The book was written by Annie Dalton and illustrated by Mark Elliott.

=== Cécile (Gates of Gold) France, 1711 ===
In 1711 France, Cécile Revel is the daughter of a poor doctor, although she has learned to read, write and is an independent young lady. After helping a woman who had fallen from a horse, she ends up serving in the Versailles court of King Louis XIV. In the complicated world of court life, Cécile gradually discovers that her heart and spirit are more noble than she thinks. When most of the royal family falls ill, Cécile cannot bear for them all to die at the hands of misguided court physicians, and locks herself and some maids in a room with the young Duke d'Anjou away from the doctors, saving his life.

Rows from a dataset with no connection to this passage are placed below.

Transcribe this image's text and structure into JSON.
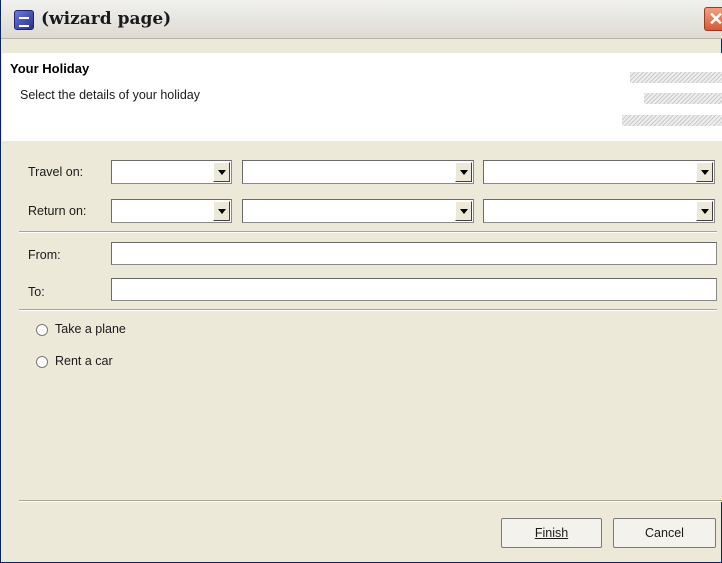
{
  "window": {
    "title": "(wizard page)"
  },
  "header": {
    "title": "Your Holiday",
    "description": "Select the details of your holiday"
  },
  "form": {
    "travel_on_label": "Travel on:",
    "return_on_label": "Return on:",
    "travel_on_values": [
      "",
      "",
      ""
    ],
    "return_on_values": [
      "",
      "",
      ""
    ],
    "from_label": "From:",
    "from_value": "",
    "to_label": "To:",
    "to_value": "",
    "options": [
      {
        "label": "Take a plane",
        "selected": false
      },
      {
        "label": "Rent a car",
        "selected": false
      }
    ]
  },
  "buttons": {
    "finish": "Finish",
    "cancel": "Cancel"
  },
  "colors": {
    "dialog_bg": "#ece9d8",
    "header_bg": "#ffffff",
    "close_button": "#d65a34"
  }
}
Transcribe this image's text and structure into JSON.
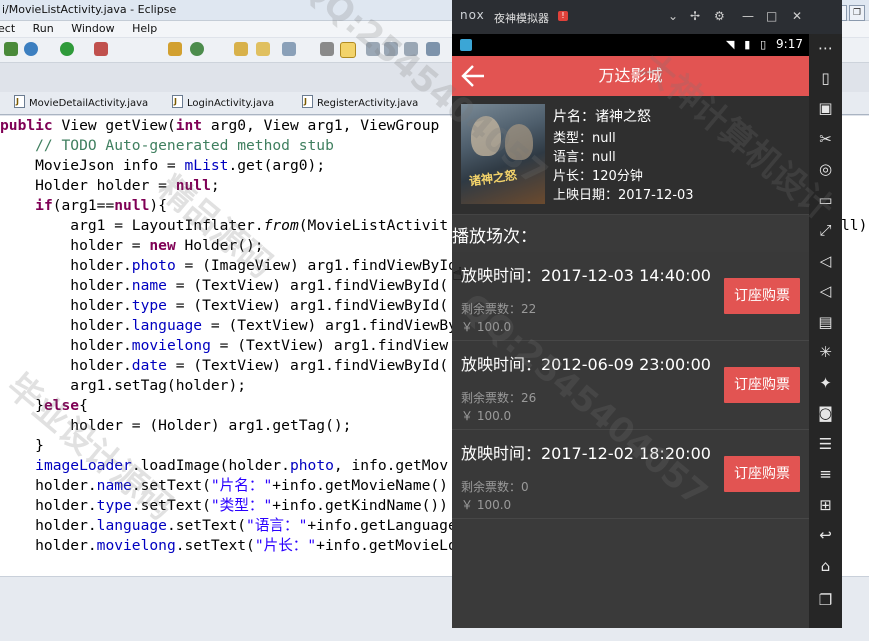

The book was written by Mary Casanova and illustrated by Jean-Paul Tibbles.

===Spring Pearl (The Last Flower) China, 1857===
Called boyish by her new family for being able to read and write and work in a garden, twelve-year-old orphan Chou Spring Pearl (周 春珠) realizes that her "odd ways" just don't fit in the Sung home, the home she is taken to after her parents die in 1857 during the Second Opium War in Canton, China. She decides to be herself and slowly wins the respect of her benefactor's family, who did not initially respect her family or background. By being courageous and using her sensible practicality, Spring Pearl is able to save the Sung home.

The book was written by Laurence Yep and illustrated by Kazuhiko Sano.

===Neela (Victory Song) India, 1939===
Neela Sen is an independent-minded and freedom-loving Indian girl who is hoping for peace when preparing for her sister's wedding, dealing with her mother wanting her to marry. Her father is away on "business", or so her mother believes, but he is really marching for peace and India's independence. Neela finds out that he might be hurt and goes to search for him, which results in her traveling all the way to Calcutta. While in the city, which is controlled by Great Britain, Neela learns the importance of India's independence, and sees a world beyond her small rural life. Along the way she is helped by a rich woman with a lavish lifestyle. Neela is able to save her father, and return home.

The book was written by Chitra Banerjee Divakaruni and illustrated by Troy Howell.

===Minuk (Ashes in the Pathway) Yup'ik Alaska, 1890===
Minuk, a young, curious, and mischievous Yup'ik girl in the banks of Alaska, must endure the realization that her traditional way of life is changed forever with the arrival of Christian missionaries. Minuk is at first curious about the Hoffs and their strange ways. They have so many new things that she's never seen before. She also realizes that though they are different in some ways, ways about women remain the same. She grows a fondness for them, but realizes that the Hoffs are not as accepting of her people's ways as the Yup'ik are to the Hoffs.

The book was written by Kirkpatrick Hill and illustrated by Patrick Faricy.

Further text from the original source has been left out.